Journal de l'année Édition 1991 1991Éd. 1991

Panorama

En 1989, pour le bicentenaire, les peuples de l'Europe de l'Est avaient renversé l'un après l'autre des régimes qui ne tenaient, pour la plupart, que par la peur du gendarme soviétique. 1990 a consacré et institutionnalisé cette formidable rupture. En fin d'année, après l'élection de Walesa à la présidence de la République polonaise, la Roumanie était le seul des pays du pacte de Varsovie à conserver à sa tête des communistes. Encore prétendaient-ils ne plus l'être.

Gorbatchev a dû se résigner non seulement à la réunification de l'Allemagne, mais à son maintien dans l'OTAN. Il est vrai qu'en échange Kohl a réduit son armée, reconnu « définitivement » la frontière Oder-Neisse et, surtout, versé des milliards de deutsche Marks dans le tonneau des Danaïdes d'une économie soviétique à ce point délabrée qu'il a fallu introduire le rationnement dans les grandes villes. Les Républiques baltes et la Géorgie sont en état de sécession virtuelle. L'Ukraine s'apprête ouvertement à suivre leur exemple. La Russie elle-même s'est donné, avec Boris Eltsine, un président fort en gueule, toujours prêt à en remontrer à « Gorby ». À ce dernier, il reste à faire exécuter ses ordres dans un empire où aucun corps social, sauf peut-être le KGB, n'échappe à la perte de motivation, sinon à la démoralisation.

Réunification de l'Allemagne, évacuation progressive de l'Europe orientale, réduction massive des armements et des effectifs, mise en veilleuse d'un pacte de Varsovie dont la Hongrie est déjà sortie sans encombre, dégagement progressif de l'URSS de ses aventures extérieures, y compris la cubaine : la guerre froide est bien finie. À peine est-elle achevée qu'on parle déjà de « guerre civile » à propos de l'URSS ou de la Yougoslavie. Le Cambodge, l'Inde, l'Afghanistan, le Liban, l'Éthiopie, le Tchad, le Ruanda, l'Afrique australe, le Liberia et d'autres encore viennent d'être, ou sont encore, rongés par des luttes fratricides.

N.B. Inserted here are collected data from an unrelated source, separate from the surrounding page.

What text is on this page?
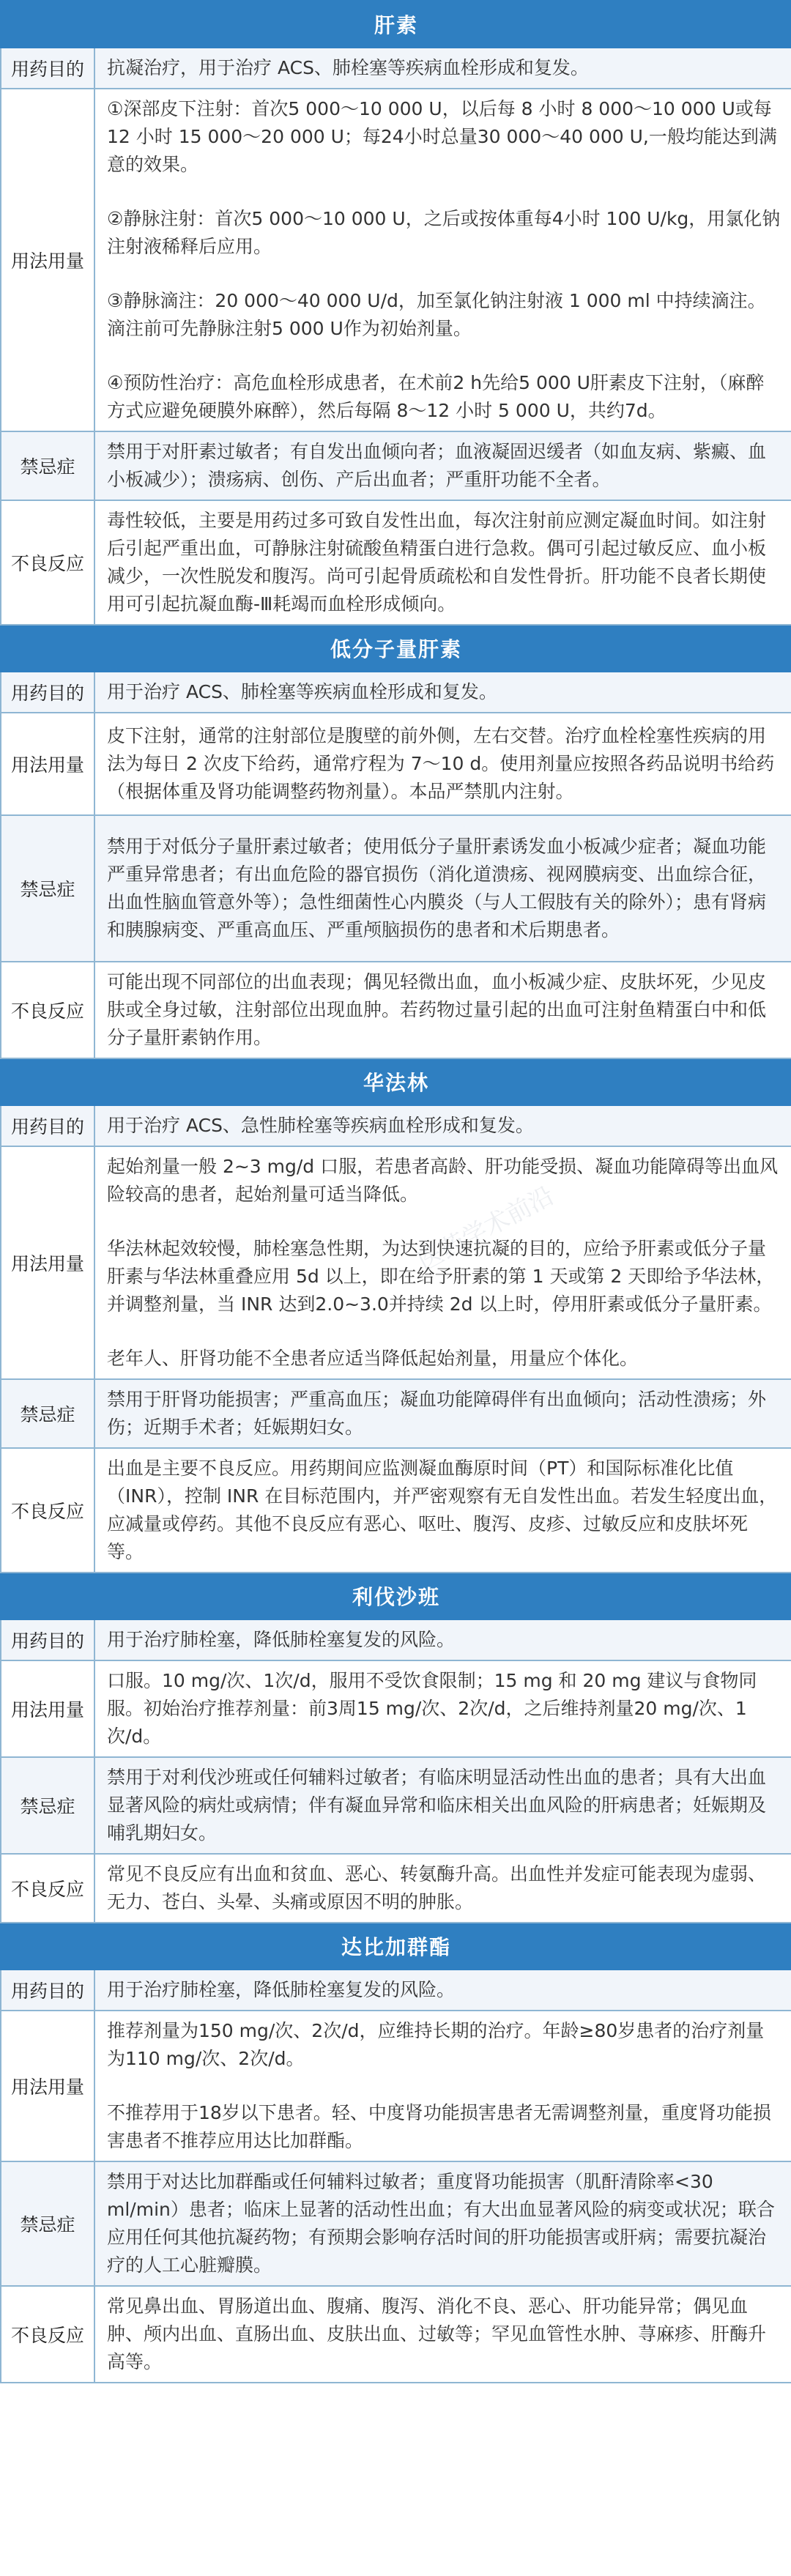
肝素	
用药目的	抗凝治疗，用于治疗 ACS、肺栓塞等疾病血栓形成和复发。

用法用量	①深部皮下注射：首次5 000～10 000 U，以后每 8 小时 8 000～10 000 U或每 12 小时 15 000～20 000 U；每24小时总量30 000～40 000 U,一般均能达到满意的效果。

②静脉注射：首次5 000～10 000 U，之后或按体重每4小时 100 U/kg，用氯化钠注射液稀释后应用。

③静脉滴注：20 000～40 000 U/d，加至氯化钠注射液 1 000 ml 中持续滴注。滴注前可先静脉注射5 000 U作为初始剂量。

④预防性治疗：高危血栓形成患者，在术前2 h先给5 000 U肝素皮下注射，（麻醉方式应避免硬膜外麻醉），然后每隔 8～12 小时 5 000 U，共约7d。

禁忌症	禁用于对肝素过敏者；有自发出血倾向者；血液凝固迟缓者（如血友病、紫癜、血小板减少）；溃疡病、创伤、产后出血者；严重肝功能不全者。

不良反应	毒性较低，主要是用药过多可致自发性出血，每次注射前应测定凝血时间。如注射后引起严重出血，可静脉注射硫酸鱼精蛋白进行急救。偶可引起过敏反应、血小板减少，一次性脱发和腹泻。尚可引起骨质疏松和自发性骨折。肝功能不良者长期使用可引起抗凝血酶-Ⅲ耗竭而血栓形成倾向。

低分子量肝素	
用药目的	用于治疗 ACS、肺栓塞等疾病血栓形成和复发。

用法用量	皮下注射，通常的注射部位是腹壁的前外侧，左右交替。治疗血栓栓塞性疾病的用法为每日 2 次皮下给药，通常疗程为 7～10 d。使用剂量应按照各药品说明书给药（根据体重及肾功能调整药物剂量）。本品严禁肌内注射。

禁忌症	禁用于对低分子量肝素过敏者；使用低分子量肝素诱发血小板减少症者；凝血功能严重异常患者；有出血危险的器官损伤（消化道溃疡、视网膜病变、出血综合征，出血性脑血管意外等）；急性细菌性心内膜炎（与人工假肢有关的除外）；患有肾病和胰腺病变、严重高血压、严重颅脑损伤的患者和术后期患者。

不良反应	可能出现不同部位的出血表现；偶见轻微出血，血小板减少症、皮肤坏死，少见皮肤或全身过敏，注射部位出现血肿。若药物过量引起的出血可注射鱼精蛋白中和低分子量肝素钠作用。

华法林	
用药目的	用于治疗 ACS、急性肺栓塞等疾病血栓形成和复发。

用法用量	起始剂量一般 2~3 mg/d 口服，若患者高龄、肝功能受损、凝血功能障碍等出血风险较高的患者，起始剂量可适当降低。

华法林起效较慢，肺栓塞急性期，为达到快速抗凝的目的，应给予肝素或低分子量肝素与华法林重叠应用 5d 以上，即在给予肝素的第 1 天或第 2 天即给予华法林，并调整剂量，当 INR 达到2.0~3.0并持续 2d 以上时，停用肝素或低分子量肝素。

老年人、肝肾功能不全患者应适当降低起始剂量，用量应个体化。

禁忌症	禁用于肝肾功能损害；严重高血压；凝血功能障碍伴有出血倾向；活动性溃疡；外伤；近期手术者；妊娠期妇女。

不良反应	出血是主要不良反应。用药期间应监测凝血酶原时间（PT）和国际标准化比值（INR），控制 INR 在目标范围内，并严密观察有无自发性出血。若发生轻度出血，应减量或停药。其他不良反应有恶心、呕吐、腹泻、皮疹、过敏反应和皮肤坏死等。

利伐沙班	
用药目的	用于治疗肺栓塞，降低肺栓塞复发的风险。

用法用量	口服。10 mg/次、1次/d，服用不受饮食限制；15 mg 和 20 mg 建议与食物同服。初始治疗推荐剂量：前3周15 mg/次、2次/d，之后维持剂量20 mg/次、1次/d。

禁忌症	禁用于对利伐沙班或任何辅料过敏者；有临床明显活动性出血的患者；具有大出血显著风险的病灶或病情；伴有凝血异常和临床相关出血风险的肝病患者；妊娠期及哺乳期妇女。

不良反应	常见不良反应有出血和贫血、恶心、转氨酶升高。出血性并发症可能表现为虚弱、无力、苍白、头晕、头痛或原因不明的肿胀。

达比加群酯	
用药目的	用于治疗肺栓塞，降低肺栓塞复发的风险。

用法用量	推荐剂量为150 mg/次、2次/d，应维持长期的治疗。年龄≥80岁患者的治疗剂量为110 mg/次、2次/d。

不推荐用于18岁以下患者。轻、中度肾功能损害患者无需调整剂量，重度肾功能损害患者不推荐应用达比加群酯。

禁忌症	禁用于对达比加群酯或任何辅料过敏者；重度肾功能损害（肌酐清除率<30 ml/min）患者；临床上显著的活动性出血；有大出血显著风险的病变或状况；联合应用任何其他抗凝药物；有预期会影响存活时间的肝功能损害或肝病；需要抗凝治疗的人工心脏瓣膜。

不良反应	常见鼻出血、胃肠道出血、腹痛、腹泻、消化不良、恶心、肝功能异常；偶见血肿、颅内出血、直肠出血、皮肤出血、过敏等；罕见血管性水肿、荨麻疹、肝酶升高等。

医药学术前沿
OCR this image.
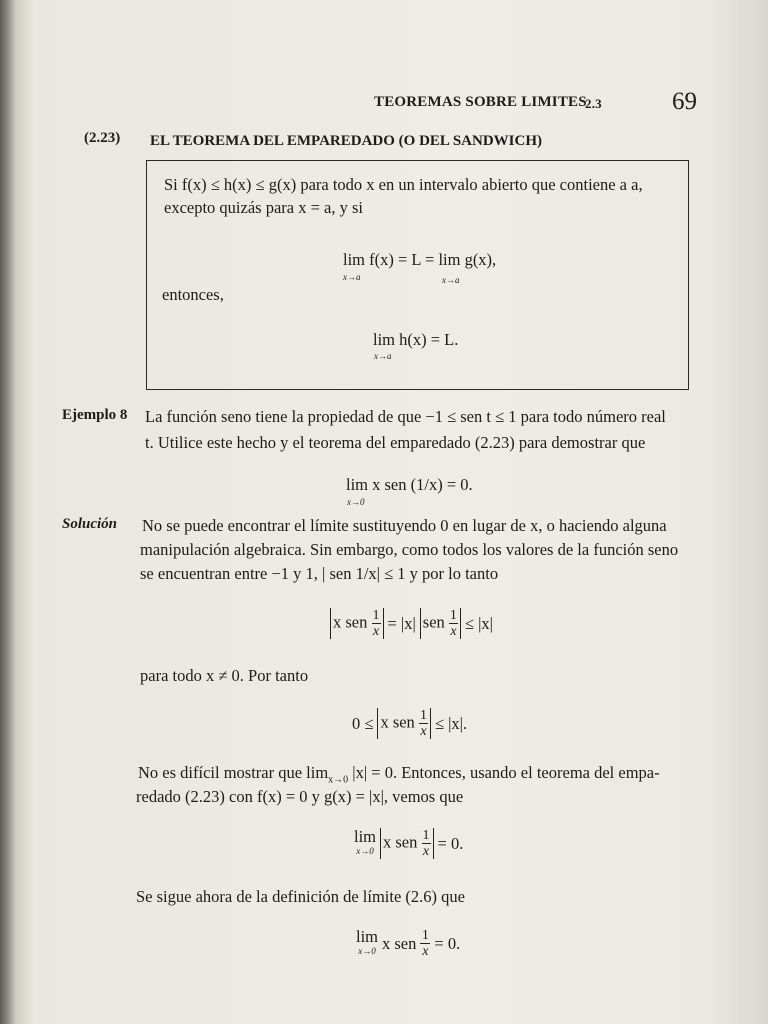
TEOREMAS SOBRE LIMITES
2.3	69
(2.23) EL TEOREMA DEL EMPAREDADO (O DEL SANDWICH)
Si f(x) ≤ h(x) ≤ g(x) para todo x en un intervalo abierto que contiene a a,
excepto quizás para x = a, y si
lim f(x) = L = lim g(x),
x→a	x→a
entonces,
lim h(x) = L.
x→a
Ejemplo 8 La función seno tiene la propiedad de que −1 ≤ sen t ≤ 1 para todo número real
t. Utilice este hecho y el teorema del emparedado (2.23) para demostrar que
lim x sen (1/x) = 0.
x→0
Solución No se puede encontrar el límite sustituyendo 0 en lugar de x, o haciendo alguna
manipulación algebraica. Sin embargo, como todos los valores de la función seno
se encuentran entre −1 y 1, | sen 1/x| ≤ 1 y por lo tanto
x sen $\frac{1}{x} = |x|$ sen $\frac{1}{x} \le |x|$
para todo x ≠ 0. Por tanto
0 ≤ x sen $\frac{1}{x} \le |x|$.
No es difícil mostrar que $\lim_{x\to 0} |x| = 0$. Entonces, usando el teorema del empa-
redado (2.23) con f(x) = 0 y g(x) = |x|, vemos que
lim
x→0 x sen $\frac{1}{x} = 0$.
Se sigue ahora de la definición de límite (2.6) que
lim
x→0 x sen $\frac{1}{x} = 0$.
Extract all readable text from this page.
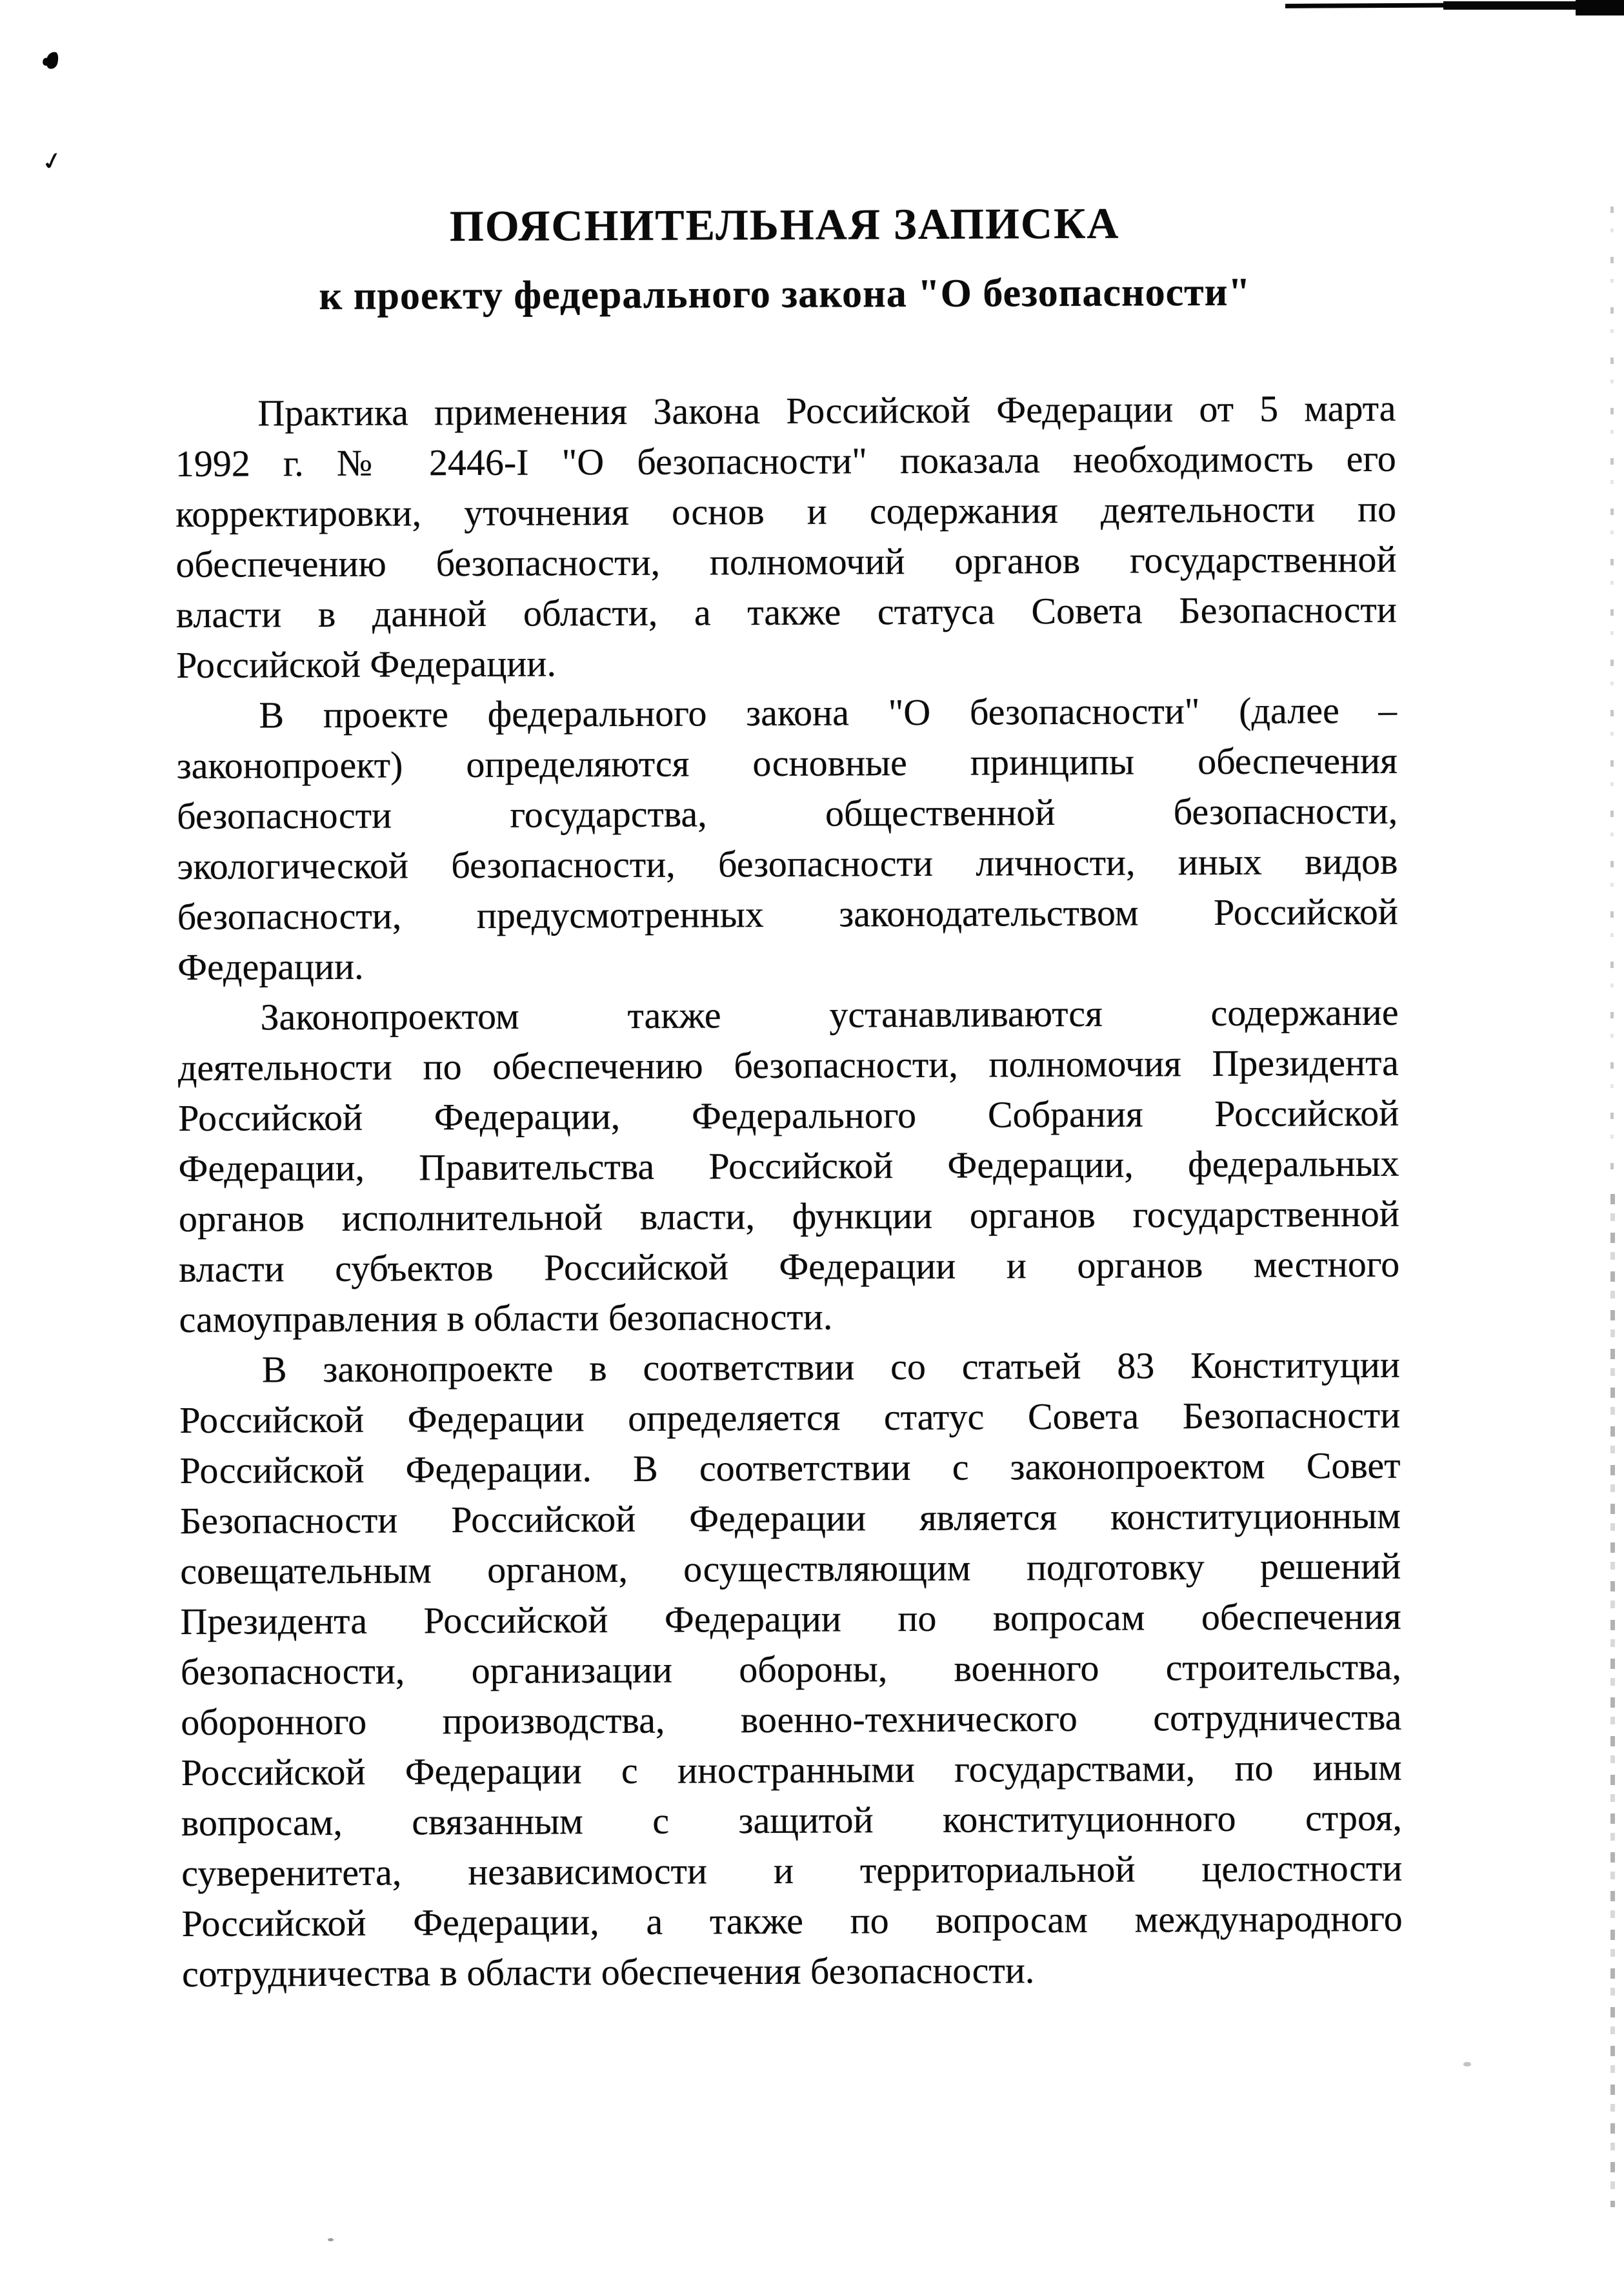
✓
ПОЯСНИТЕЛЬНАЯ ЗАПИСКА
к проекту федерального закона "О безопасности"
Практика применения Закона Российской Федерации от 5 марта
1992 г. № 2446-I "О безопасности" показала необходимость его
корректировки, уточнения основ и содержания деятельности по
обеспечению безопасности, полномочий органов государственной
власти в данной области, а также статуса Совета Безопасности
Российской Федерации.
В проекте федерального закона "О безопасности" (далее –
законопроект) определяются основные принципы обеспечения
безопасности государства, общественной безопасности,
экологической безопасности, безопасности личности, иных видов
безопасности, предусмотренных законодательством Российской
Федерации.
Законопроектом также устанавливаются содержание
деятельности по обеспечению безопасности, полномочия Президента
Российской Федерации, Федерального Собрания Российской
Федерации, Правительства Российской Федерации, федеральных
органов исполнительной власти, функции органов государственной
власти субъектов Российской Федерации и органов местного
самоуправления в области безопасности.
В законопроекте в соответствии со статьей 83 Конституции
Российской Федерации определяется статус Совета Безопасности
Российской Федерации. В соответствии с законопроектом Совет
Безопасности Российской Федерации является конституционным
совещательным органом, осуществляющим подготовку решений
Президента Российской Федерации по вопросам обеспечения
безопасности, организации обороны, военного строительства,
оборонного производства, военно-технического сотрудничества
Российской Федерации с иностранными государствами, по иным
вопросам, связанным с защитой конституционного строя,
суверенитета, независимости и территориальной целостности
Российской Федерации, а также по вопросам международного
сотрудничества в области обеспечения безопасности.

C'est du Proche-Orient cependant que sont venues une fois encore, les plus graves nouvelles. L'invasion du Koweït par l'Irak, le 2 août, vite suivie de son annexion, l'a ramené, et, derrière lui, la terre entière, au bord du gouffre qu'avec la fin de la guerre froide on croyait refermé.

Pour pousser Saddam Hussein à évacuer le Koweït, les Nations unies ont successivement adopté, avec le soutien remarqué de Moscou, une série de mesures allant d'un embargo général au feu vert pour l'utilisation de l'immense armada réunie dans le Golfe par les États-Unis et leurs alliés, au premier rang desquels la Grande-Bretagne et la France. Saddam a cru trouver la parade en transformant en otages tous les étrangers se trouvant sur son sol. Mais le chantage s'est retourné contre lui et il a dû finalement se décider à les libérer, dans l'espoir de décourager Bush de mettre à exécution son ultimatum expirant le 15 janvier.

Les couleurs de la crainte

Ceux qui ont essayé de jouer les intermédiaires, mandatés ou non, parlent tous d'un marchandage dont Israël, qui vit mal la montée de violence de l'intifada, redoute de faire les frais. Jusqu'à présent, Saddam Hussein n'a tiré aucun profit de la crise, qui n'a bénéfice qu'à deux de ses ennemis : l'Iran, auquel il a rendu tout ce qu'il lui avait pris pendant la guerre, la Syrie, qui a pu faire impunément main basse, à Beyrouth, sur le réduit chrétien du général Aoun.

L'URSS étant accaparée par ses problèmes internes, l'Allemagne et le Japon semblant peu tentés de jouer les puissances mondiales, chacun a pu constater, à la lumière des événements du Golfe, que les États-Unis, malgré leur énorme endettement, la récession, la chute du dollar, la drogue, la violence qui ravage leurs villes, sont aujourd'hui le seul « supergrand », le seul « gendarme » de la planète. C'est une situation à laquelle l'Europe peut difficilement se résigner alors que paraît devoir s'engager une véritable guerre commerciale entre les deux rives de l'Atlantique.

Le soudain départ de la scène de la « dame de fer » va-t-il permettre de donner à la construction de l'union politique et monétaire le nouveau dynamisme que réclament Kohl et Mitterrand ? Il faut d'autant plus l'espérer que la puissance de l'Allemagne unie a besoin d'être encadrée et équilibrée.